Monday, August 8, 2011

Edoardo Weiss: The House that Freud Built

Edoardo Weiss: The House that Freud Built Review



Weiss (1889-1970) was a favored disciple of Freud and is acknowledged as the founder of psychoanalysis in Italy. Although he was the author of six books and over a hundred professional papers, he has remained a shadowy figure. In this volume, Roaen provides a definitive portrait of this notable individual. Based on his extensive interviews with Weiss, Roaen evaluates the significance of Weisss own contribution to psychoanalytic thought and practice and through his analysis of Weiss, provides a fascinating picture of the reception given to Freuds thought in Italy.


Sunday, August 7, 2011

Disciplining Freud on Religion: Perspectives from the Humanities and Sciences

Disciplining Freud on Religion: Perspectives from the Humanities and Sciences Review



It is well known that in formulating his general theoretical framework and views on religion Freud drew on multiple disciplines within the natural and social sciences, as well as from the humanities. This edited collection adds to the continued multidisciplinary interest in Freud by focusing on his understanding and interpretation of_as well as his relationship to_religion. It 'disciplines' Freud by situating his work on religion from the methodological interests and theoretical advances found in diverse disciplinary contexts. Scholars within the field of religious studies, Jewish Studies, philosophy, and the natural sciences bring together their diverse voices to heighten the academic understanding of Freud on religion. The contributors aim to establish closer and more direct interdisciplinary communication and collaboration with regard to Freudian Studies. This volume should appeal to a wide range of scholars, for upper level undergraduate and graduate classes and those training in psychoanalysis.


Saturday, August 6, 2011

Vergänglichkeit (Historischen Kontext) (Active Index) (German Edition)

Vergänglichkeit (Historischen Kontext) (Active Index) (German Edition) Review



Vergänglichkeit.

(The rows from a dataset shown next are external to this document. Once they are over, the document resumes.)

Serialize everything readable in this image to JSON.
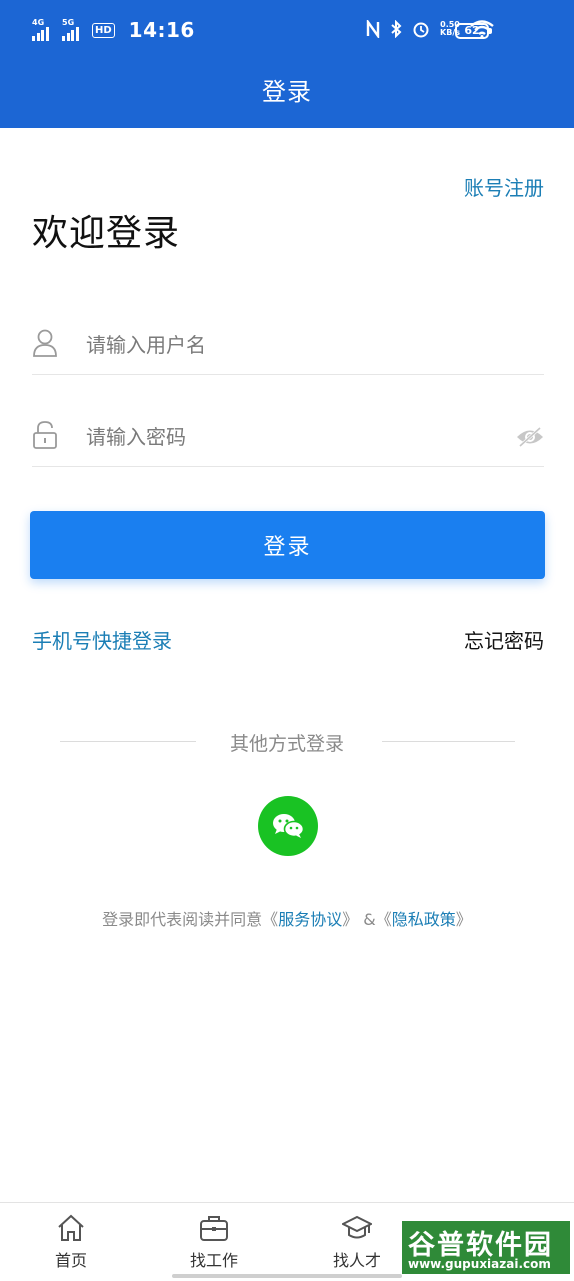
{
  "status_bar": {
    "signal1_label": "4G",
    "signal2_label": "5G",
    "hd_label": "HD",
    "time": "14:16",
    "net_speed_value": "0.50",
    "net_speed_unit": "KB/s",
    "battery": "62"
  },
  "header": {
    "title": "登录"
  },
  "register_link": "账号注册",
  "welcome_title": "欢迎登录",
  "username_field": {
    "placeholder": "请输入用户名",
    "value": "",
    "icon": "user-icon"
  },
  "password_field": {
    "placeholder": "请输入密码",
    "value": "",
    "icon": "lock-icon",
    "toggle_icon": "eye-hidden-icon"
  },
  "login_button": "登录",
  "quick_login_link": "手机号快捷登录",
  "forgot_password_link": "忘记密码",
  "other_login_label": "其他方式登录",
  "wechat_login_icon": "wechat-icon",
  "agreement": {
    "prefix": "登录即代表阅读并同意《",
    "service_link": "服务协议",
    "middle": "》 &《",
    "privacy_link": "隐私政策",
    "suffix": "》"
  },
  "tab_bar": {
    "tabs": [
      {
        "label": "首页",
        "icon": "home-icon"
      },
      {
        "label": "找工作",
        "icon": "briefcase-icon"
      },
      {
        "label": "找人才",
        "icon": "graduation-cap-icon"
      }
    ]
  },
  "watermark": {
    "title": "谷普软件园",
    "url": "www.gupuxiazai.com"
  },
  "colors": {
    "primary": "#1c66d4",
    "button": "#1a7ff0",
    "link": "#1b7eb5",
    "wechat": "#19c223"
  }
}
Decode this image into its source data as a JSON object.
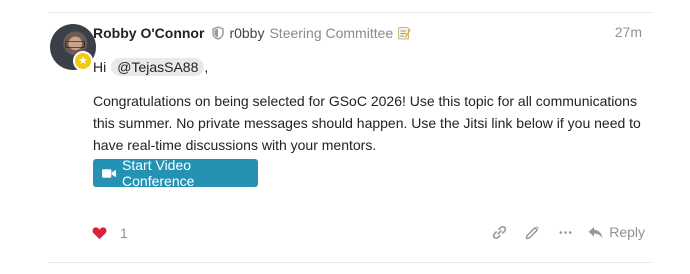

Dieses Buch enthält die Biografie und Bibliografie des Autors und / oder einen historischen Kontext des Buches.


Thursday, August 4, 2011

The Freud/Jung Letters

The Freud/Jung Letters Review



This abridged edition makes the Freud/Jung correspondence accessible to a general readership at a time of renewed critical and historical reevaluation of the documentary roots of modern psychoanalysis. This edition reproduces William McGuire's definitive introduction, but does not contain the critical apparatus of the original edition.